The History Department was delighted to receive an update from Dr. Alex Borucki, a 2011 alumnus of the graduate program and Professor of History at the University of California Irvine. Read Borucki’s update below:
“I have worked in collaborative research since my days in Bowden Hall by witnessing the creation of the Slave Voyages website fifteen years ago, but I engaged in a radically different way of teamwork more recently.
“In 2021, the writer/cartoonist/marketing mastermind Gonzalo Eyherabide asked me for historical guidance because he was creating a graphic history, or historieta histórica in Spanish, about Joaquín Artigas, an African man who had fought in the wars of independence in the early 1800s Uruguay, and who was enslaved to the family of Uruguay’s founding father, José Artigas.
“As a result of two years of emails and discussions, Gonzalo adapted my article about the U.S. slave ship Ascension to recreate the story of Joaquín’s enslavement in Mozambique (because we knew Joaquín was from there) and, subsequently, his forced crossing of the South Atlantic.

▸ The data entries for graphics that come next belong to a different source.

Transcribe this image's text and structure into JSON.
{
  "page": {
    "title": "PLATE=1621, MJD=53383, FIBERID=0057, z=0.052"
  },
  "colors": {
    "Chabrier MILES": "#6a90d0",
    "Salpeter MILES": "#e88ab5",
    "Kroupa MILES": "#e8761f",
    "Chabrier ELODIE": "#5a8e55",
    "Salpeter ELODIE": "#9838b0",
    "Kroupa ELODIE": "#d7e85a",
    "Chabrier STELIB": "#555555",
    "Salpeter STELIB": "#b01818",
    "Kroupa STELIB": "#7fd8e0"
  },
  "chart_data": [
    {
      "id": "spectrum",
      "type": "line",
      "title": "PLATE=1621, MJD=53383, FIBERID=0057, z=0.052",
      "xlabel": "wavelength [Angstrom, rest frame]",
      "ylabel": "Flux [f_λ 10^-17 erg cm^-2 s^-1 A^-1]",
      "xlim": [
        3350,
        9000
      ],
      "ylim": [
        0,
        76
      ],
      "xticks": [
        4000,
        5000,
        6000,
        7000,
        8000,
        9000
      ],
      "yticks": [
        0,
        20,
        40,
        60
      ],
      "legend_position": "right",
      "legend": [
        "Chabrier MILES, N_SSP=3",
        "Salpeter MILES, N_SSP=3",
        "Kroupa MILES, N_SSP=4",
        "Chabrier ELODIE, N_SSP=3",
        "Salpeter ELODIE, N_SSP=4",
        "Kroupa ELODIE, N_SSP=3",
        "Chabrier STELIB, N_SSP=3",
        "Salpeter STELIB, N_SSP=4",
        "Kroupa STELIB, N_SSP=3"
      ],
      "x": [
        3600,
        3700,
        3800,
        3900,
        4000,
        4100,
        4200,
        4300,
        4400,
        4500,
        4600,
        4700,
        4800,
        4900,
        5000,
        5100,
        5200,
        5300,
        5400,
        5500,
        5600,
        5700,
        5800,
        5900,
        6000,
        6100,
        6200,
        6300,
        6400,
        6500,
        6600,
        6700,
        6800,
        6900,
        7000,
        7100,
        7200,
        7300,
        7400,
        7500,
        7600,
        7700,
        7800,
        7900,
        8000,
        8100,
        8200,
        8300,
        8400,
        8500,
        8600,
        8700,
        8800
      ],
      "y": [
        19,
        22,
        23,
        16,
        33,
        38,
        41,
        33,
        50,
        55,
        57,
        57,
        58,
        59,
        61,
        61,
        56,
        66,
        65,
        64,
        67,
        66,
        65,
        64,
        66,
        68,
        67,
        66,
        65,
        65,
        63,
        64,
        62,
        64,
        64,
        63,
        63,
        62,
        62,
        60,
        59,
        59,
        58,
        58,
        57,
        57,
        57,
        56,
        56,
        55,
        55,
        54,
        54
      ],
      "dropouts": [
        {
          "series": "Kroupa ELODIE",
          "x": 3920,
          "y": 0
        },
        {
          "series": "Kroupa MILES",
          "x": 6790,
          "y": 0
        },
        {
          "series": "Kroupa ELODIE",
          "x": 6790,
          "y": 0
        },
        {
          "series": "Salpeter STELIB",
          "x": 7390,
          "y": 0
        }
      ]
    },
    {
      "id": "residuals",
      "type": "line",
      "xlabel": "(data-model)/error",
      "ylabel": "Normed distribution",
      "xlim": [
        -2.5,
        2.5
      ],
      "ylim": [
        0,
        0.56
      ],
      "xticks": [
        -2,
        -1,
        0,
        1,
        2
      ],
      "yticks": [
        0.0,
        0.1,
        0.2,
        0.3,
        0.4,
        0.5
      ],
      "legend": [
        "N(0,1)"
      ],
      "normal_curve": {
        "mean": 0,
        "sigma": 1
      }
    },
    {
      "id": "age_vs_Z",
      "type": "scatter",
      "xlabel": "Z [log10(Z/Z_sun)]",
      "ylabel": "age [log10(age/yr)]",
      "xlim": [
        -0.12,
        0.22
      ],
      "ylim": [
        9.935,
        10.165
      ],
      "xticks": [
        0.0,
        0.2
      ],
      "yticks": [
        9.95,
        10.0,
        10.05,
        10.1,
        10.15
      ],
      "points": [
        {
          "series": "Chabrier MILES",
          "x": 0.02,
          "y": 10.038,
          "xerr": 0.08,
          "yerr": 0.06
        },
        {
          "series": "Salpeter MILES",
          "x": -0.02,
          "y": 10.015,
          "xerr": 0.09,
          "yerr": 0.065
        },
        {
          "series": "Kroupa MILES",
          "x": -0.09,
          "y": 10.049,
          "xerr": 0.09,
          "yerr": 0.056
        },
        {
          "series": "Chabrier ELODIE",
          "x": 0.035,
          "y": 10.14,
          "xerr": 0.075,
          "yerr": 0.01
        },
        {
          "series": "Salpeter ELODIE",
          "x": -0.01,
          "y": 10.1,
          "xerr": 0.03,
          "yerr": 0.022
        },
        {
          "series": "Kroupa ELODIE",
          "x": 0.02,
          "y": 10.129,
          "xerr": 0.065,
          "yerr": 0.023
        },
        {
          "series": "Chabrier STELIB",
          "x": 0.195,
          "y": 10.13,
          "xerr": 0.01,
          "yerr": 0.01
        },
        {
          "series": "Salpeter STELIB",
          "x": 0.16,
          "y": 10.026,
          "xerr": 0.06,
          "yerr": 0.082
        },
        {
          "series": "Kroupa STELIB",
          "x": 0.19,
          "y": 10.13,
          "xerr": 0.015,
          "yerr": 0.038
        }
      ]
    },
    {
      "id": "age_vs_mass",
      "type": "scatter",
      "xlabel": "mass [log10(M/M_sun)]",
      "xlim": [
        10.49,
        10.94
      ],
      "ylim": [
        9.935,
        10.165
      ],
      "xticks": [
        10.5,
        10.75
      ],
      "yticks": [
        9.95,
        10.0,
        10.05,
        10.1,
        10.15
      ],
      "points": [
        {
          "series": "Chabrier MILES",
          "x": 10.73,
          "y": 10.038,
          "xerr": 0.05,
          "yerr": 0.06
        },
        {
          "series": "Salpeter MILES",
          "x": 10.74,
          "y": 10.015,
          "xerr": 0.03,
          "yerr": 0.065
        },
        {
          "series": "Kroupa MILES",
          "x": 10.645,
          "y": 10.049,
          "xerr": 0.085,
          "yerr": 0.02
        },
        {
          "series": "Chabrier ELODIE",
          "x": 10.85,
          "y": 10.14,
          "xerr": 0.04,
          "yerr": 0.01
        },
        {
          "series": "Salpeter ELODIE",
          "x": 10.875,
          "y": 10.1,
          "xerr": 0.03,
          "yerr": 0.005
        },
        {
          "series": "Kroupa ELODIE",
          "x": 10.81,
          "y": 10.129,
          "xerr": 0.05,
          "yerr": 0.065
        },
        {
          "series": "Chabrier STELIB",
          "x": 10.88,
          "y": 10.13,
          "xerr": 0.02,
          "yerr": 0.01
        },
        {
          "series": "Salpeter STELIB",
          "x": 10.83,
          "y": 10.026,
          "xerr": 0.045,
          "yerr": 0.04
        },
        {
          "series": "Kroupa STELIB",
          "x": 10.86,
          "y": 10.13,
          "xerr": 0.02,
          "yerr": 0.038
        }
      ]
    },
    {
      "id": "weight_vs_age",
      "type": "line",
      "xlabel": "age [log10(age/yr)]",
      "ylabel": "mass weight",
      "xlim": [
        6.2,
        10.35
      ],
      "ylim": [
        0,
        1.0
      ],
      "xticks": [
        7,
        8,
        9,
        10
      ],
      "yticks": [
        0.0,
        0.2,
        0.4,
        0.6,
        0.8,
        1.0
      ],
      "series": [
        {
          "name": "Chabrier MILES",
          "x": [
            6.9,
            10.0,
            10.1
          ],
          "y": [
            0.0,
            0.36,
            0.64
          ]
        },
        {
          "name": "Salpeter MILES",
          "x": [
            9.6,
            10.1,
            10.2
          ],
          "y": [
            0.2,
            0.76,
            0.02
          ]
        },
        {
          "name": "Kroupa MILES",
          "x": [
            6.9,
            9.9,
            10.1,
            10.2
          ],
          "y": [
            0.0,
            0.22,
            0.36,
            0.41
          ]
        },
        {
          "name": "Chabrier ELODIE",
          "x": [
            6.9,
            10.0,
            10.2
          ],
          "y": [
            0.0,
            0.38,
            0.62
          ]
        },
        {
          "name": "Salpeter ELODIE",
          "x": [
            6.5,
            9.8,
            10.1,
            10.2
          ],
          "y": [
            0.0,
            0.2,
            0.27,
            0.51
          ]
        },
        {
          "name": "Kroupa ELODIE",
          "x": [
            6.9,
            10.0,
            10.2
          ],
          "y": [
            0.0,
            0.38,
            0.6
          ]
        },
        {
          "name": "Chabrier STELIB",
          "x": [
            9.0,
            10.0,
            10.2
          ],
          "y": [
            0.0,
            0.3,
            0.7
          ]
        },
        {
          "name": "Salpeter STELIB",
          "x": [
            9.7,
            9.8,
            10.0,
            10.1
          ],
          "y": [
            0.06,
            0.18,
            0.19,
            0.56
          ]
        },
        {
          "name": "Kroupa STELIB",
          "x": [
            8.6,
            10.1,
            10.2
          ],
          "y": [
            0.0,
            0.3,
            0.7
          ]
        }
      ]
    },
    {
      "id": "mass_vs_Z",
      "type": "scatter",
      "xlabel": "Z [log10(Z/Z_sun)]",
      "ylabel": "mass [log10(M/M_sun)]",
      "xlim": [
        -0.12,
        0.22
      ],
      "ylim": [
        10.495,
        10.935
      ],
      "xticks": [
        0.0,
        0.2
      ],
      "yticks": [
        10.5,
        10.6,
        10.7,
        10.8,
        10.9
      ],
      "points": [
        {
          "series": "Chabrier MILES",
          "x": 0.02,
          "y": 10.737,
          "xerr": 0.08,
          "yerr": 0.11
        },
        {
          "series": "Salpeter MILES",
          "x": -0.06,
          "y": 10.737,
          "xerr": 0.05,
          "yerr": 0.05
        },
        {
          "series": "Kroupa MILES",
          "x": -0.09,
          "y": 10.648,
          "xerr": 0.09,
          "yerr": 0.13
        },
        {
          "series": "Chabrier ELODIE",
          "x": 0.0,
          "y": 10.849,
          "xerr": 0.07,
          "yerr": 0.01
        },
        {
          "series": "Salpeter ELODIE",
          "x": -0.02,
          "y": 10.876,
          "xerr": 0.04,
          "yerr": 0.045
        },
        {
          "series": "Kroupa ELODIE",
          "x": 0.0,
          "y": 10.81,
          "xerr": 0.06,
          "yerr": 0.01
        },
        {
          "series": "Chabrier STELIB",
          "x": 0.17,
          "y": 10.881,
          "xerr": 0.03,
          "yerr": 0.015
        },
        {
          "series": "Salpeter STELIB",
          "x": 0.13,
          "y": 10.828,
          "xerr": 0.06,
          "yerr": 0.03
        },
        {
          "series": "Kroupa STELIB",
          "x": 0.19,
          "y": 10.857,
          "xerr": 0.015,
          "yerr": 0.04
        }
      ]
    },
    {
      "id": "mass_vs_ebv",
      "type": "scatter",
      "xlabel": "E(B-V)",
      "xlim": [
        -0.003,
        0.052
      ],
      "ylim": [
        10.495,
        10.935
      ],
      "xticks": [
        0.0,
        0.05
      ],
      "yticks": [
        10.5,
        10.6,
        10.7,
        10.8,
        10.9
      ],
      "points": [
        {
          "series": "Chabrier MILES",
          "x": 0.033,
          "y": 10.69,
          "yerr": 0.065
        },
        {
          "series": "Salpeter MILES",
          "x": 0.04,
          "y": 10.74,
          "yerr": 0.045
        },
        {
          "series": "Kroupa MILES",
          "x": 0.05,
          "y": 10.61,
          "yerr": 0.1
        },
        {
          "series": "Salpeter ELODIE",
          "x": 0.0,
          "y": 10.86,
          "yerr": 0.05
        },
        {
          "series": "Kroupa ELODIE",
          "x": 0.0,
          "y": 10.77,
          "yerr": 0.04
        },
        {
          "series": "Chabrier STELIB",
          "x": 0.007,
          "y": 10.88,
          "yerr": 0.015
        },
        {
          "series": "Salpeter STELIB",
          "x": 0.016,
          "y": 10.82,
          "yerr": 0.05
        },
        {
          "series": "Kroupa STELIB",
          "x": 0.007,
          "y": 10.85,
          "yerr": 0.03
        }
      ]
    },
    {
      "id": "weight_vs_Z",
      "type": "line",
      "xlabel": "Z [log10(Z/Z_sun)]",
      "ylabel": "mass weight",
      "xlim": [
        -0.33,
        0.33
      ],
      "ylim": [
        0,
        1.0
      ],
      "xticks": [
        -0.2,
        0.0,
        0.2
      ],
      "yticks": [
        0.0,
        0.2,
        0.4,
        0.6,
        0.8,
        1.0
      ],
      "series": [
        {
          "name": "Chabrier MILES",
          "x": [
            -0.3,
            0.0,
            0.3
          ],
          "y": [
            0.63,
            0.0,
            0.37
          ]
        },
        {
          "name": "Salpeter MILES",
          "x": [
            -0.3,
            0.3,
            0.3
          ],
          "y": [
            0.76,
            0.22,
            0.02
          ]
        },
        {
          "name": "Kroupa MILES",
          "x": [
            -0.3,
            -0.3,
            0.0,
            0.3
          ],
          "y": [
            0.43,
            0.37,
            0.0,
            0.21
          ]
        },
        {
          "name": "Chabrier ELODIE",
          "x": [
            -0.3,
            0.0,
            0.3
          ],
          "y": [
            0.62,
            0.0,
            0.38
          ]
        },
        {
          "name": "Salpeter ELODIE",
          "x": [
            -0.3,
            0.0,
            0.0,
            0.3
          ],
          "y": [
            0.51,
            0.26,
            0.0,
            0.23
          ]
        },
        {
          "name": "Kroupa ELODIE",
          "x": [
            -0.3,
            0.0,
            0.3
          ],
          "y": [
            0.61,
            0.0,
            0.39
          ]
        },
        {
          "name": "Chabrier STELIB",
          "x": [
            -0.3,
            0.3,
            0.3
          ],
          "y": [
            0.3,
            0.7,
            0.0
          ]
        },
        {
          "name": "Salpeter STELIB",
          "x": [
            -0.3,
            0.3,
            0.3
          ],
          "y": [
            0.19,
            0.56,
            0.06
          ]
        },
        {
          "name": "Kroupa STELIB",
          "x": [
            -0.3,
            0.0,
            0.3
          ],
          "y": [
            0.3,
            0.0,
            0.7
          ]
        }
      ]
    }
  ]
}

“Early in 2023, Artigas: Un Patriota sin Patria was published in Montevideo, selling 3000 copies in a semester, and a second edition was released by the end of 2023. I met Gonzalo while visiting Montevideo last December when he gifted me a copy of his beautiful work. He also drew on the first blank page of the book a fine depiction of me and him talking in the bar next to the Río de la Plata, or River Plate, where we usually met. He added this inscription: ‘Culture is and must be generosity and solidarity,’ which encapsulates some of the best collaborative research outcomes.”